The driver cut the engine and he and the front passenger got out. They went up to the door, painted an electric shade of blue, and went inside, leaving the door open.
She turned to Jonathan. “This is the safe place you’re going to put me? Whose idea was this?”
“Mine. The only way to get in here is through the window, through the bottleneck we just went through to get into the parking lot and through that door. There will be two plainclothes officers outside at all times.”
One of the officers came back to the open door and nodded. Dana guessed that meant everything was all right. Jonathan got out of the car and came around to her side to open the door. She took the hand he extended toward her and got out. Once inside the room, she looked around. Definitely not the Ritz Carlton. Not even the Holiday Inn.
The two other officers left the room, closing the door behind them. She wondered what had prompted that. Probably some more silent cop communication she wasn’t privy to.
 
; She turned her head to look at Jonathan who stood beside her. “Is this where you usually put up folks you’re trying to protect?”
He shook his head. “No.”
So, it was chosen because it was a place Moretti wouldn’t instantly look for her. “That’s a relief. I wouldn’t want to have my tax dollars going to pay for places like this.”
“They’re not. You pay taxes in Mount Vernon. Besides, what do you have against this place?” He looked around, appearing to take in the furnishings, which consisted only of a solitary chair, a bed, a dresser and a single night table beside the bed. “It’s charming.”
Hands on hips she said, “For one thing, it’s a sex motel. You know, the type folks rent by the hour to cheat on their spouses. I’m surprised there’s not a mirror on the ceiling.”
“There was. I had them take it down.”
Despite herself, she laughed. She knew what he was trying to do: leaven her anxiety with a little humor. She couldn’t fault him completely, since it was working. “You’re not staying with me, are you?”

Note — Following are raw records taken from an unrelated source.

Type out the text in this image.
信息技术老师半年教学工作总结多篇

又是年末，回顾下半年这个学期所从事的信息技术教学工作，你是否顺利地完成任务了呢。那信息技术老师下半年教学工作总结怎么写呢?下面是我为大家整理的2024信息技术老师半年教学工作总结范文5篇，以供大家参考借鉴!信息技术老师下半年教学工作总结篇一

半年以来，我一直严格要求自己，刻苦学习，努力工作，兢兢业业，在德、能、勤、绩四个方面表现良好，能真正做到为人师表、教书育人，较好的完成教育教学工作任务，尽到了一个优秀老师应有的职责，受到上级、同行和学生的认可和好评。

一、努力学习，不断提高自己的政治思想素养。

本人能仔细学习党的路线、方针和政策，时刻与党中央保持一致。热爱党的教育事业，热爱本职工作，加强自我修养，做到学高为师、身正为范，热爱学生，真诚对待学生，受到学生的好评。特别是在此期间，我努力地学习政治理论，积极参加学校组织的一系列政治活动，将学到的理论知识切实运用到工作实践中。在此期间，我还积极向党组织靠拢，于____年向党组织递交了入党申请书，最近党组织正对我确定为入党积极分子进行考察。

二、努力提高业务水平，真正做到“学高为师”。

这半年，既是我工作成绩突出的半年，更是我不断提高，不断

“No. As I said, there will be two officers outside at all times. I’ll be back as soon as I can. I’ll bring your stuff from my apartment when I come back. Is there anything else you want me to bring you?”
“How about a bottle of Lysol and a can of Raid?”
“I’ll see what I can do.” He took her hand and pulled her closer. “Listen, seriously. Don’t open that door for anyone who doesn’t show you a badge through the peephole and slip his I.D. under the door.”
She nodded. She’d already been introduced to the two officers outside and remembered their names.
“Put the chain on the door and the chair underneath the doorknob after I’m gone. Stay away from the window.”
“I know, Jon.” She sighed. He’d given her the same instructions before he’d left her at his apartment that first day. But this time she sensed in him a real reluctance to go. She didn’t want him to leave either, but she knew her best chance of survival was for someone to find Moretti and lock him up before he found her. “If you have to go, go. I’ll be all right.”